In 1979 Black Cap decided to hold a ‘Feast’ and invite the best dancers as their guests, and so the idea of Dancing England was born. Held at the prestigious Derby Assembly Rooms, Dancing England was a show case event for traditional dance, bringing together the best of our ritual and ceremonial dancers for a unique annual celebration of our cultural heritage. Organising Dancing England was a massive undertaking, and it ran from 1979 to 1987, with a brief re-emergence as Daughter of Dancing England in 1991. Phil Heaton and Black Cap colleague John Shaw were undoubtedly the driving force behind these spectacular and much-missed events.

As you might expect, Dancing England featured a rapper dance tournament – the tradition has always been competitive – and with the demise of the main event, Phil encouraged the rapper fraternity to take this element and make it their own. Dancing England Rapper Tournament – DERT – had arrived. This annual competition is the high point of the rapper dancer’s year, stimulating the development of new figures and promoting excellence in performance – a truly living and thriving tradition.

In 1984 Whitby Folk Week somehow managed to programme a rapper workshop without a team to teach it. Phil was invited to fill the breach at short notice and assembled a group of – I use the term advisedly – elite dancers, to teach and perform at the festival. Thus Snark rapper was born and another legend gathered momentum. Snark are still delighting audiences at home and abroad 22 years later. It remains every rapper dancers worst nightmare to be summoned for Snark duty!

Along the way, having passed his love of rapper on to his daughter Arwen, and recognising that his dancing days were limited by his ankle injury, Phil had taken up the art of the Tommy, and coincidentally met with Aubrey O'Brien in 1981. These two have formed a unique and highly entertaining double act, not only supporting the dancers in the time-honoured role of Tommy and Betty, but as rapper ambassadors extraordinary.
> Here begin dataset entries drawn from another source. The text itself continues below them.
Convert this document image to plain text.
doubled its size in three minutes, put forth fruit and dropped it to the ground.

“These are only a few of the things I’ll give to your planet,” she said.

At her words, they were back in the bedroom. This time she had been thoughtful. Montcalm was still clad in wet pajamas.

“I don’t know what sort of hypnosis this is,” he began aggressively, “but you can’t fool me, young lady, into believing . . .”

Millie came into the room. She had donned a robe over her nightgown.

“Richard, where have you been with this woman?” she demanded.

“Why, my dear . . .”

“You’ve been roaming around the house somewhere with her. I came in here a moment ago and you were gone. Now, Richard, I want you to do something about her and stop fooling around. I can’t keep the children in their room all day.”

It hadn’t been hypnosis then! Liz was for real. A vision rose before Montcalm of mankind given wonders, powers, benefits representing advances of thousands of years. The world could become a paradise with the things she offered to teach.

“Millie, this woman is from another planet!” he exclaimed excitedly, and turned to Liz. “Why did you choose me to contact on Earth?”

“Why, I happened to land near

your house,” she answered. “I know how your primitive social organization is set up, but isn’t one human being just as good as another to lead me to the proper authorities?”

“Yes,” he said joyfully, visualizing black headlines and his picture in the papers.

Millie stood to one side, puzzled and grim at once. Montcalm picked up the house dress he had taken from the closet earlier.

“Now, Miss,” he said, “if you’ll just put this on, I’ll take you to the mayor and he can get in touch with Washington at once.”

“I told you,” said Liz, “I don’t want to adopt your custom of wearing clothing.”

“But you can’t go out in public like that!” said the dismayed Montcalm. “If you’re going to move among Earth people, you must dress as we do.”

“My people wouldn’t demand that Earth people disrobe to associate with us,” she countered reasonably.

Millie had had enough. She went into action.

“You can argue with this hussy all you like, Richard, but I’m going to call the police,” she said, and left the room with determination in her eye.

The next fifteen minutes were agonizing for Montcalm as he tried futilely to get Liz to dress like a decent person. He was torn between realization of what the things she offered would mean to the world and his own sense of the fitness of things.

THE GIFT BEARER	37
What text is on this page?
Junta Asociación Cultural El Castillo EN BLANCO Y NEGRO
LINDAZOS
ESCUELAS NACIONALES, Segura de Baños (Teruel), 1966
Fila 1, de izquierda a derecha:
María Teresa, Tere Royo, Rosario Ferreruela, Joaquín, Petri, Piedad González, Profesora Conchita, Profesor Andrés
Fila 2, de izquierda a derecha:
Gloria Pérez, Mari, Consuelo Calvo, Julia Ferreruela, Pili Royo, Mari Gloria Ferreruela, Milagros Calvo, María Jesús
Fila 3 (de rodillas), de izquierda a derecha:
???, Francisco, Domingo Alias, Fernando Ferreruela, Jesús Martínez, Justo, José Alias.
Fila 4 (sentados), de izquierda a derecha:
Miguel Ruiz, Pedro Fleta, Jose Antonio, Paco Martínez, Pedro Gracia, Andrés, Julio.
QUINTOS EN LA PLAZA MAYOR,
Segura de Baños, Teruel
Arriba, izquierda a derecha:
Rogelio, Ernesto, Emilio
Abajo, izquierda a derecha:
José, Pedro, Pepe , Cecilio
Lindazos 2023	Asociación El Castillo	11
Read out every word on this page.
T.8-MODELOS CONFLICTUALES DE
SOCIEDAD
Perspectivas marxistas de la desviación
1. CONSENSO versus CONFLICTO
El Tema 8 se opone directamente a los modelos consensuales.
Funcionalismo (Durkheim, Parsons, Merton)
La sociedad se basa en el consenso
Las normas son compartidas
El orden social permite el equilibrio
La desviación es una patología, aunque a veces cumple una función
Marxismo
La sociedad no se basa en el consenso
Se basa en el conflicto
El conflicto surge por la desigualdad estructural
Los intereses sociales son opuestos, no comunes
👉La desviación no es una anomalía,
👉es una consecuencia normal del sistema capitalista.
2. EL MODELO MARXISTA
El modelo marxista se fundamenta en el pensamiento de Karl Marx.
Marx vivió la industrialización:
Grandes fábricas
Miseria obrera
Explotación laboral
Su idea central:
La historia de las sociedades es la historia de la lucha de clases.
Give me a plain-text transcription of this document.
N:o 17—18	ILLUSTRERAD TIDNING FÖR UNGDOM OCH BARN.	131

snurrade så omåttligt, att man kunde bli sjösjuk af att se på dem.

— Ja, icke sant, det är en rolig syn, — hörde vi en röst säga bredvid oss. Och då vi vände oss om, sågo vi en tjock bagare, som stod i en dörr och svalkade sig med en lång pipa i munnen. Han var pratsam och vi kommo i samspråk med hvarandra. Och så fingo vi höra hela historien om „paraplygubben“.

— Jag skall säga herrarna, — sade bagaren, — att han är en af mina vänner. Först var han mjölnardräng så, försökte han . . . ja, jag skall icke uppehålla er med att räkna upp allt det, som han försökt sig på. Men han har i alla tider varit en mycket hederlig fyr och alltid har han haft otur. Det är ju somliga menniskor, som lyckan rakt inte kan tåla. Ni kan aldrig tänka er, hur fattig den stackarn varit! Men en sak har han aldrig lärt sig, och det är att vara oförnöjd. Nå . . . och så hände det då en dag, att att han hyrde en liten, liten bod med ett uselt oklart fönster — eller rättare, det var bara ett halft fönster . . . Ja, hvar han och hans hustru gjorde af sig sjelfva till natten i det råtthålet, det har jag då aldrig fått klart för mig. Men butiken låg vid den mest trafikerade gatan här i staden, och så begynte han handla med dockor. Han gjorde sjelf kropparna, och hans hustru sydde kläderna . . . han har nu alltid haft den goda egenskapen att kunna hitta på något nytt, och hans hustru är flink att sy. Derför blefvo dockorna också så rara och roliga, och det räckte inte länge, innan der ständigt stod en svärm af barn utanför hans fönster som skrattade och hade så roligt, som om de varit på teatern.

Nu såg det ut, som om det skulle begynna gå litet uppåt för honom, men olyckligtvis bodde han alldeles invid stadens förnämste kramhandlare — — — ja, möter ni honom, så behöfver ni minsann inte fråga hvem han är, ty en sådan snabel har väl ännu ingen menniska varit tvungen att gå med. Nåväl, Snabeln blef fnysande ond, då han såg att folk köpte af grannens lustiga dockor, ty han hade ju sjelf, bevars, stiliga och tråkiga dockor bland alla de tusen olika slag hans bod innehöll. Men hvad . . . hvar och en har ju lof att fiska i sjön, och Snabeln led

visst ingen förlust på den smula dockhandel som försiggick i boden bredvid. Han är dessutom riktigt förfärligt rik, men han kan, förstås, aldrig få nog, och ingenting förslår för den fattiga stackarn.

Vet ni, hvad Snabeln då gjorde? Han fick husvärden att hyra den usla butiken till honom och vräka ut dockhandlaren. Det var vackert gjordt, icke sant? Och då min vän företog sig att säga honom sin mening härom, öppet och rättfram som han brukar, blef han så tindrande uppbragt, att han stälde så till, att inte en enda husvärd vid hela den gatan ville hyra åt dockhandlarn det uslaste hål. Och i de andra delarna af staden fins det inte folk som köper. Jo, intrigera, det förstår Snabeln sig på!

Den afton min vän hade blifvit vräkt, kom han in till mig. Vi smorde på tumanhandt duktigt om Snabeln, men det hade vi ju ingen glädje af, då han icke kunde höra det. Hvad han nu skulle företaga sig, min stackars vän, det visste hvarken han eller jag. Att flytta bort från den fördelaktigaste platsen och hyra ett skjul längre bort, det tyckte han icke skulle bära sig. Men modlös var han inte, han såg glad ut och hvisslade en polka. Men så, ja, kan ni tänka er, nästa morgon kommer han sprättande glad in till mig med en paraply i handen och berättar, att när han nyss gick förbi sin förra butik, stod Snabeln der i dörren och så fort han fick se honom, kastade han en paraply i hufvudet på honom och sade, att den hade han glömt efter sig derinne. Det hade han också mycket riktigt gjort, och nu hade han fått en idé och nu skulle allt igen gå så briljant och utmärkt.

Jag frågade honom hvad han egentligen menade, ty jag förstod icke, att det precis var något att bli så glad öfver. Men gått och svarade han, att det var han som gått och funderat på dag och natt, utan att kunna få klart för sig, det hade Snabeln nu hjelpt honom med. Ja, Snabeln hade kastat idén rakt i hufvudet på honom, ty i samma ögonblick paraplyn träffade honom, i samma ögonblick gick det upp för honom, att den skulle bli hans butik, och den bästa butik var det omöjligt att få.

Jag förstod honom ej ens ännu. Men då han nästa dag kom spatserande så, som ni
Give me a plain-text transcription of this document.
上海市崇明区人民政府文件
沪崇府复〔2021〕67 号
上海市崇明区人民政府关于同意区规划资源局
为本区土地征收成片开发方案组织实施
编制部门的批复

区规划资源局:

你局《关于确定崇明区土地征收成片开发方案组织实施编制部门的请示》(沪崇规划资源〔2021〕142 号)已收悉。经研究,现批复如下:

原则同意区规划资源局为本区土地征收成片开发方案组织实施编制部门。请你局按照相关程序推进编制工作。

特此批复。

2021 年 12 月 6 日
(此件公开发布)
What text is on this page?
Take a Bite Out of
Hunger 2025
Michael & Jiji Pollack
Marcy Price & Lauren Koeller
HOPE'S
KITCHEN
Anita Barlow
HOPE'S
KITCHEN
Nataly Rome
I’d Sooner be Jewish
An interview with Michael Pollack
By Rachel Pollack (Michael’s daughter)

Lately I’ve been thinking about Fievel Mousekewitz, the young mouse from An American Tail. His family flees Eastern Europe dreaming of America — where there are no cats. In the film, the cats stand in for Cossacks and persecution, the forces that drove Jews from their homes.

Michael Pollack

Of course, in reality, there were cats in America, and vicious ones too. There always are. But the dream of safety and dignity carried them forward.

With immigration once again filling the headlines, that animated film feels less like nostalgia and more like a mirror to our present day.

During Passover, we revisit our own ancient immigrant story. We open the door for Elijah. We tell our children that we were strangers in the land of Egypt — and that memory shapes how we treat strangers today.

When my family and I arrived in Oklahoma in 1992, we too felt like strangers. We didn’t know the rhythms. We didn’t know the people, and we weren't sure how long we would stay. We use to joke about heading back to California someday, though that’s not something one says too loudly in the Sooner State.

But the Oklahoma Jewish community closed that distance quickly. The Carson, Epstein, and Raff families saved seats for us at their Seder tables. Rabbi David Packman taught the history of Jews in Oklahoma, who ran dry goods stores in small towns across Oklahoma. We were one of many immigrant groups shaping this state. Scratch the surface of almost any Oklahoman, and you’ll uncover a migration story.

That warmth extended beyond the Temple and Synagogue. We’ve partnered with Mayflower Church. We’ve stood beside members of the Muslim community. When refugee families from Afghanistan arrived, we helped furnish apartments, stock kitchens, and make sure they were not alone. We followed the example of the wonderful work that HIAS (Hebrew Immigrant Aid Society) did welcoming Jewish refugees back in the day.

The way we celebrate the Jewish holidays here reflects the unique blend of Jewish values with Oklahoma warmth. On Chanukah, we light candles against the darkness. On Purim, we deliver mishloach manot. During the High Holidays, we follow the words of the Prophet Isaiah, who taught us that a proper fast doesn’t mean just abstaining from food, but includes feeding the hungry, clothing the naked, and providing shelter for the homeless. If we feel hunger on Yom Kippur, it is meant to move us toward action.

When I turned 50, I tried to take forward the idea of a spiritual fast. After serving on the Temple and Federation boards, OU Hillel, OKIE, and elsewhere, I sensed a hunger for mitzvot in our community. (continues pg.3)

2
And so we come to the heart of this award. Many activists in many other areas of interest could point to just such an illustrious career as I have outlined; but few could match Phil's unparalleled contribution as an ambassador, teacher and enthusiast. It is for this that we are honouring Phil Heaton today.

He has tirelessly assisted and encouraged new teams, advised and taught at countless workshops, travelled the length and breadth of the country, not to mention abroad, to promote rapper dancing. Plotted and schemed to make things happen, taken on bookings without consulting the team, and persuaded and bullied the faint hearted to take up dancing. He has invented new figures and made them work, he has invented new figures that couldn't possibly work, and organised enough pub tours to fill a CAMRA directory – in short he is the epitome of the totally committed and dedicated enthusiast.

The vibrant and healthy state of rapper dancing today is in no small part due to Phil Heaton and it is particularly appropriate that it is at DERT 2006 that we are gathered to acknowledge his achievements.